Extending findExistingExpansion can use existing value in ExprValueMap.
This patch gives 0.3~0.5% performance improvements on benchmarks(test-suite, spec2000, spec2006, commercial benchmark)
Differential D15559
[SCEVExpander] Make findExistingExpansion smarter flyingforyou on Dec 16 2015, 12:59 AM. Authored by
Details Extending findExistingExpansion can use existing value in ExprValueMap. This patch gives 0.3~0.5% performance improvements on benchmarks(test-suite, spec2000, spec2006, commercial benchmark)
Diff Detail
Event TimelineThere are a very large number of changes, so older changes are hidden. Show Older Changes
Comment Actions I ran some benchmarks against http://reviews.llvm.org/differential/diff/43408/ spec regressions on a Cortex-A57 (A64): spec.cpu2000.ref.253_perlbmk 4.71% spec.cpu2000.ref.256_bzip2 2.07% spec.cpu2006.ref.433_milc 1.24% There's a small improvement in 254_gap spec.cpu2000.ref.254_gap -1.76% (I'm focussing on SPEC because it's less noisy than the benchmarks in test-suite, although I do note a 23% improvement in lnt.MultiSource/Benchmarks/MiBench/automotive-susan/automotive-susan and a 7.76% regression in lnt.SingleSource/Benchmarks/Shootout-C++/ackermann) spec regressions on a Cortex-A57 (T32): spec.cpu2006.ref.482_sphinx3 2.31% and an improvement in: spec.cpu2000.ref.181_mcf -2.13%
Did you notice these regressions on your hardware? I find it strange to think this could all be accounted to different revisions of this core. I'm testing on this platform: http://infocenter.arm.com/help/index.jsp?topic=/com.arm.doc.dto0038a/index.html) I see some small improvments in a commerical benchmark (1-2%), but it is worth mentioning the SPEC changes, since I wouldn't write those off as no regressions; it's definite regression in SPEC, but whether the other improvements in test-suite balance them in the view of the community is debatable. Comment Actions I ran test-suite, spec on Galaxy S6 Target(CPU 2.1Ghz, MIF 1.5Ghz, Of course it's developtment board. Not exactly same with Galaxy S6). In my test, I got different data.

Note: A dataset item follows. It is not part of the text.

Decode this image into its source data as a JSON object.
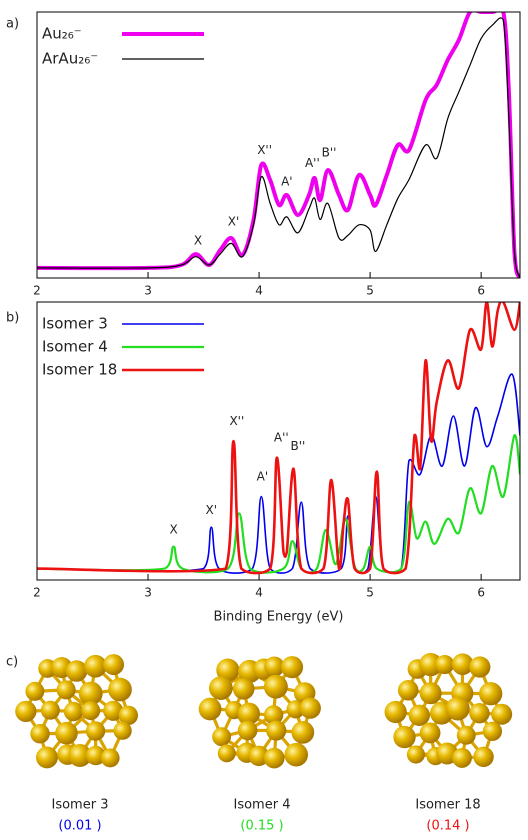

My test result about Spec (Opt/Ori) spec.cpu2000.ref.253_perlbmk -> I can't get result. I think without modifying source code, we can't compile it. spec.cpu2000.ref.256_bzip2 99.93% spec.cpu2006.ref.433_milc 99.52% spec.cpu2000.ref.254_gap 99.18% My test result about test-suite (Opt/Ori) I got totally different result on this. SingleSource/Benchmarks/Shootout-C++/ackermann 81.35% MultiSource/Benchmarks/MiBench/automotive-susan/automotive-susan -> execution time is 0. It's same. I think both of data also can be worth. And This data is not meaningful any more. As you know, the patch was completely changed. I will share the result data base on recent patch soon. PS. Could you share how to build "spec.cpu2000.ref.253_perlbmk", please? Comment Actions I ran some benchmarks against http://reviews.llvm.org/differential/diff/43578/. (Base Revision: r256315)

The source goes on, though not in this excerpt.